Most South African consumers had sharply cut expenses.

Four of every five (79 percent) surveyed said they had either delayed or reduced spending and that percentage was consistent across income levels.

Consumers also expected to see prices rising as supplies of certain goods fell.

More than half  (51 percent) said they expected to buy fewer household care products, but two-thirds of them expect those products to be less available in the market.

They also anticipated shortages of fresh foods and 54 percent expect to be spending less on that.

The one category where most consumers planned to spend the same or more was vitamins, herbs and supplements.

Two-thirds (65 percent) said they would buy the same amount of those products or more, but the fear of shortages was driving that too.

Consumer use of retail channels was shifting. 

Consumers looking to reduce spending would be buying less from discounters and wholesalers, and informal retail channels would pick up business, especially for food purchases.

Consumers remained brand conscious, equating more durable brands with higher quality.

“They generally don’t plan to ‘trade down’ by buying brands perceived as inferior to save money; they prefer to reduce or postpone spending, rather than shift to more economical brands that offer less durability,” said Niava.

South Africans continued to avoid public places and physical contact with strangers at the same high levels in May, as in April.

The vast majority — 84 percent — continued to believe the world was in serious danger, and 72 percent believed the worst impacts were yet to come. About 85 percent of the consumers surveyed were worried about food shortages, and 78 percent feared an increase in crime.

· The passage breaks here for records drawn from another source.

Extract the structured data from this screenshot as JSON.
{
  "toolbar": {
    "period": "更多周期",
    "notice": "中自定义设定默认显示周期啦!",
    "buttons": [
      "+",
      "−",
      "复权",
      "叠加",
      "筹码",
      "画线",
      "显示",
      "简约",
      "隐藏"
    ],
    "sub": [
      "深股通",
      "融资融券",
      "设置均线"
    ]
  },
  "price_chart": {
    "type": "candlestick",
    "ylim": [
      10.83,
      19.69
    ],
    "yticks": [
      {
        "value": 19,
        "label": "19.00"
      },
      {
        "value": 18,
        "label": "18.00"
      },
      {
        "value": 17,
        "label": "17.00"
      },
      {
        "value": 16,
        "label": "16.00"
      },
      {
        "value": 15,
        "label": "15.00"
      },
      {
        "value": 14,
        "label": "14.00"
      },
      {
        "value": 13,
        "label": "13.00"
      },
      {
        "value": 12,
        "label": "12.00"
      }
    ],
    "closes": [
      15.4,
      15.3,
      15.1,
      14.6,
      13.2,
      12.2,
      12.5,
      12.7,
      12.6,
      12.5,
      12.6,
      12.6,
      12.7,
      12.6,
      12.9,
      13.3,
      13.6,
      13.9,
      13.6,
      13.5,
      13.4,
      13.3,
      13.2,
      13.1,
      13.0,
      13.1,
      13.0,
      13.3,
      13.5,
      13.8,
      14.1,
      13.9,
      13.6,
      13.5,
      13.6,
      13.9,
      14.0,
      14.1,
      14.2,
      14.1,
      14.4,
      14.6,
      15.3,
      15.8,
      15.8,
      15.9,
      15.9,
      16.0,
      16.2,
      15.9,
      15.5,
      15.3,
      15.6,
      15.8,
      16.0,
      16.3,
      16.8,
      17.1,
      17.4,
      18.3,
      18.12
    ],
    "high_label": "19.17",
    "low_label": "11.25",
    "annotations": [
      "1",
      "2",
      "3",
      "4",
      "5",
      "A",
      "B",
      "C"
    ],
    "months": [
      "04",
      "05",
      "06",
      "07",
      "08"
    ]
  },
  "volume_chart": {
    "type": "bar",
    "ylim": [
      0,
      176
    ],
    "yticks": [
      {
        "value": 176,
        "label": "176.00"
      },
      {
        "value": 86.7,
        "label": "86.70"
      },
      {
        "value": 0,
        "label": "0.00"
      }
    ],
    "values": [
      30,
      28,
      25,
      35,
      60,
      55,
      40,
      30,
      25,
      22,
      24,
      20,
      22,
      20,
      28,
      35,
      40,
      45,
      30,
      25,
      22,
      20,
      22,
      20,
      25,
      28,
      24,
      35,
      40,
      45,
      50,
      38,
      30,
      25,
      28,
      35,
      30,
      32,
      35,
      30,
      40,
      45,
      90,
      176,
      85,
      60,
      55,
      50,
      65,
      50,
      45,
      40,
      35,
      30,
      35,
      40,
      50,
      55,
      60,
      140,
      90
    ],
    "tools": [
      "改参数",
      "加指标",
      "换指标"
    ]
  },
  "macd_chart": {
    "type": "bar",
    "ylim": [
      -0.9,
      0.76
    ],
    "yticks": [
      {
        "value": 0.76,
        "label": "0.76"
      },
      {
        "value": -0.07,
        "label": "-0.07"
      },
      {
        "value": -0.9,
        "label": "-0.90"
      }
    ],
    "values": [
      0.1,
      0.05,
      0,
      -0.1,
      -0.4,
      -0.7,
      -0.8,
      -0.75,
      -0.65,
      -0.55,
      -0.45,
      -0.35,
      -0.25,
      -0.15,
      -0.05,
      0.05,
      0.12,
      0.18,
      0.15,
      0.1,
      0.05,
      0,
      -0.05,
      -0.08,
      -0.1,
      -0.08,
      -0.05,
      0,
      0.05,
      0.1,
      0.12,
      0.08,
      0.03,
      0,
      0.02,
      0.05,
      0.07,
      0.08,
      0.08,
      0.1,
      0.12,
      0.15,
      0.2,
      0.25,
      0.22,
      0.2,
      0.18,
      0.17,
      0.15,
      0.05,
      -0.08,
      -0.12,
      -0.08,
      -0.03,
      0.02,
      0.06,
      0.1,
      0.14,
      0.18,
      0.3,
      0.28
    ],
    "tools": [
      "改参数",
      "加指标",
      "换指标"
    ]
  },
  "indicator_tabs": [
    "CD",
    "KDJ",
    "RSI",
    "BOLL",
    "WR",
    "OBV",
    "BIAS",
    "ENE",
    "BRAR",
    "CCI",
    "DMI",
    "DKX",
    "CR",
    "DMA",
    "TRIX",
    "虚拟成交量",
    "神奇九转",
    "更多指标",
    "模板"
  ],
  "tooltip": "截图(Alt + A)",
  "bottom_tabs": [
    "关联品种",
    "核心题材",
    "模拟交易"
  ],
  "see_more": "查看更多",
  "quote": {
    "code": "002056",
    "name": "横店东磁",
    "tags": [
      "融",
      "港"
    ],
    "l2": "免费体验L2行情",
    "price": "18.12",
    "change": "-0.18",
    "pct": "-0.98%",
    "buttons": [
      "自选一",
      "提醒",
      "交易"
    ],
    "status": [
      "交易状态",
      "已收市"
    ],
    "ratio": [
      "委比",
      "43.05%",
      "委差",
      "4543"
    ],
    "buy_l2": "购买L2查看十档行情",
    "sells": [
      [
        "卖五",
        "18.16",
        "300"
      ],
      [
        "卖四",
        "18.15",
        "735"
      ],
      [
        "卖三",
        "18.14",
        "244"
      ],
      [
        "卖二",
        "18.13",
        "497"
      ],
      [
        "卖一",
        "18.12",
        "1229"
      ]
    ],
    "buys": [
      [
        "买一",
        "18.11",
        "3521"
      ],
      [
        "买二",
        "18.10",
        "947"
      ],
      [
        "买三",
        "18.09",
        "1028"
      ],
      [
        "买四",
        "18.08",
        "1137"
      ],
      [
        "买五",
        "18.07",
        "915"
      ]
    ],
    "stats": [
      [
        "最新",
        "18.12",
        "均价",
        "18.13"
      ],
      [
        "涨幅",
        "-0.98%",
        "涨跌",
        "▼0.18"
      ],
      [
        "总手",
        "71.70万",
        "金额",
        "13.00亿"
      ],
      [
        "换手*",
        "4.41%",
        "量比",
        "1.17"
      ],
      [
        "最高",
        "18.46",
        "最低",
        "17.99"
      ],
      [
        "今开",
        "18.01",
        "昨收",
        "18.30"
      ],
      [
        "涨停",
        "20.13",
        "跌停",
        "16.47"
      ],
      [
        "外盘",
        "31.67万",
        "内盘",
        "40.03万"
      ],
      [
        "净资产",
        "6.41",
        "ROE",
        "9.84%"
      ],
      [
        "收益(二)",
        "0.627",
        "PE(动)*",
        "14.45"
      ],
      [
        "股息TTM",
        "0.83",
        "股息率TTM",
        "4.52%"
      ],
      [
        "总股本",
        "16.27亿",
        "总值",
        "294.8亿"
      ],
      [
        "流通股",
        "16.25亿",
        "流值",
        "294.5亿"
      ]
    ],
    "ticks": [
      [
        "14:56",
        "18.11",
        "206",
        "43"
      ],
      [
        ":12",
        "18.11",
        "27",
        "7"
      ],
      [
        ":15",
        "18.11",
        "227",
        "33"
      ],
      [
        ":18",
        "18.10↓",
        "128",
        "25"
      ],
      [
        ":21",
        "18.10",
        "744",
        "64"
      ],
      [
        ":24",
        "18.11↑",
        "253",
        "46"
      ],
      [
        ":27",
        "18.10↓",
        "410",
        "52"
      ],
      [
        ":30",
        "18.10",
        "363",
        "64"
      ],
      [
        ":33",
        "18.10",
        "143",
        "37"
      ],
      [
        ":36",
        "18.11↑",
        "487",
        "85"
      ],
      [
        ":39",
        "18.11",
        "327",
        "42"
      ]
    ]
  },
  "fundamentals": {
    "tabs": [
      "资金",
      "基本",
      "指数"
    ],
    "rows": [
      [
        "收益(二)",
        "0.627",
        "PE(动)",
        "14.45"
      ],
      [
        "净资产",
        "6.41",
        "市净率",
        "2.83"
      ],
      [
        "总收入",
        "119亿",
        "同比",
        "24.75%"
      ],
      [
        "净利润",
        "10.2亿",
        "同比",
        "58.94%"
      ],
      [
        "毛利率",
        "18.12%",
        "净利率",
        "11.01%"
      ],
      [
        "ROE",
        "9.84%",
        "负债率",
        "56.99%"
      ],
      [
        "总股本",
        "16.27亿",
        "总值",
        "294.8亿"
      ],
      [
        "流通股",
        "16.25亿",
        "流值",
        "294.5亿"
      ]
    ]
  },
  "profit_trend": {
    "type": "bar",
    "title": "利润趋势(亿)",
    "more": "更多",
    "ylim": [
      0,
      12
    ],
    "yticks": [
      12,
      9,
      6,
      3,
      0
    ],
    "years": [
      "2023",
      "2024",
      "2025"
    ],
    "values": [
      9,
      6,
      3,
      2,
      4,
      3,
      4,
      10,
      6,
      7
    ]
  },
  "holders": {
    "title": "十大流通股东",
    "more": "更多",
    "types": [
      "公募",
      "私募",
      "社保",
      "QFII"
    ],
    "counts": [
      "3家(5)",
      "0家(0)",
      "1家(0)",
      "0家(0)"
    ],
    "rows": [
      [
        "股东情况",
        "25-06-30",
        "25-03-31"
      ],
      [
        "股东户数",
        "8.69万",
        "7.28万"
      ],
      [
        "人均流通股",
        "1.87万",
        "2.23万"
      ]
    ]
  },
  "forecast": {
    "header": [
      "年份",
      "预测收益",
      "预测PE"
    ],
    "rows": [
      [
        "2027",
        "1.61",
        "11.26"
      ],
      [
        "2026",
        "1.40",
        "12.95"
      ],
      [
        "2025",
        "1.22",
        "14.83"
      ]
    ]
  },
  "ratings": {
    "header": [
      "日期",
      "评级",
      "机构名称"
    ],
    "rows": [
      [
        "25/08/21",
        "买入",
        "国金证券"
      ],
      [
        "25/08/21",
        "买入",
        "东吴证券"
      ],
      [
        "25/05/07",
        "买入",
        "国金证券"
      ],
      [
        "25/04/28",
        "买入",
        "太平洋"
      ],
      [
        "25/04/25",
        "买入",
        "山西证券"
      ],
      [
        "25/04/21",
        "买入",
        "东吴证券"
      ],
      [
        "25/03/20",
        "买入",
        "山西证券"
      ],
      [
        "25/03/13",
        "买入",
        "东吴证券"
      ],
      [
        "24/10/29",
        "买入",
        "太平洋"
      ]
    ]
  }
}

Amidst so much uncertainty, changes were being made in daily habits to reduce risks. More than four out of five respondents (82 percent) reported using hand sanitiser more, and they were wearing face masks.

Eighty-four percent of those surveyed in May, were getting updates on Covid-19 developments several times a day, a slight drop from the 92 percent of consumers surveyed in 

April, who said they received coronavirus updates at least once or twice a day.